Ritmo, musica, passione e danza sono gli ingredienti principali del festival, che da quest’anno avrà cadenza annuale, organizzato dal Ministero della Cultura spagnolo e dell’Ambasciata di Spagna a Roma, insieme alla Comunità Autonoma dell’Andalusia.
La kermesse, che ha avuto inizio lo scorso 10 gennaio con “ Siroco“, di Emilio Ochando, per poi continuare con artisti come la sivigliana Belén Maya, l’esibizione della catalana Mayte Martin e il balletto di Jesus Carmona, si è chiusa con lo spettacolo di Camerata Flamenca Project il 21 gennaio.
Il trio composto da José Luis Lopez, al violoncello, Ramiro Obedman, al flauto, e Pablo Suarez, al piano, mescola stili musicali diversi nelle cornice del flamenco contemporaneo e propone una visione moderna del genere unendo elementi della musica classica e del jazz.
Sono le otto di sera, il festival ormai è finito e nei camerini dell’Auditorium si sente la stanchezza ma allo stesso tempo la soddisfazione del trio musicale.
“Questa sera ci siamo trovati molto bene sul palco. E’ la prima volta che ci esibiamo qui e devo dire che il pubblico romano è stato molto attento e rispettoso, sia con lo spettacolo di Camerata sia con la rappresentazione de El amor brujo. Ci ha aiutato molto a trovare il clima misterioso e magico di questa opera di Manuel di Falla,” spiega José Luis.
“Il Flamenco è un genere aperto,” continua Ramiro Obedman. “Bisogna uscire dagli stereotipi. Non ci sono soltanto la chitarra, la ragazza che balla e il ragazzo che canta.

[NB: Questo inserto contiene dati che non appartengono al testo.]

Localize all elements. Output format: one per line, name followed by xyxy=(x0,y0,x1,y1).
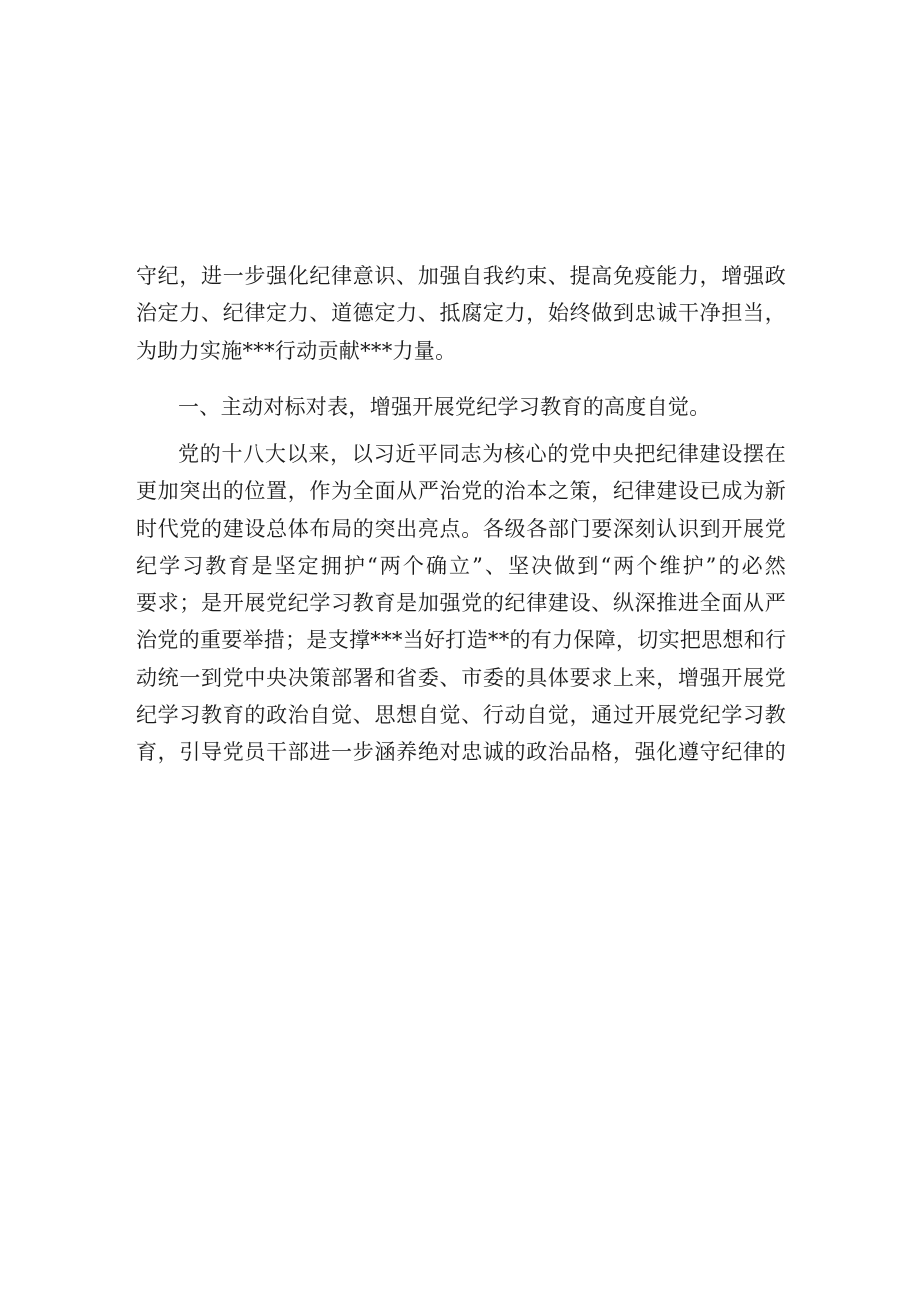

Attualmente il Flamenco è vario, molto ricco e con tante sfumature ed è quello che oggi abbiamo voluto dimostrare.”
Una seconda edizione che dà l’opportunità ai romani di allontanarsi dagli stereotipi del flamenco e immergersi nelle ultime tendenze di una straordinaria forma d’arte attraverso alcuni dei suoi più significativi esponenti.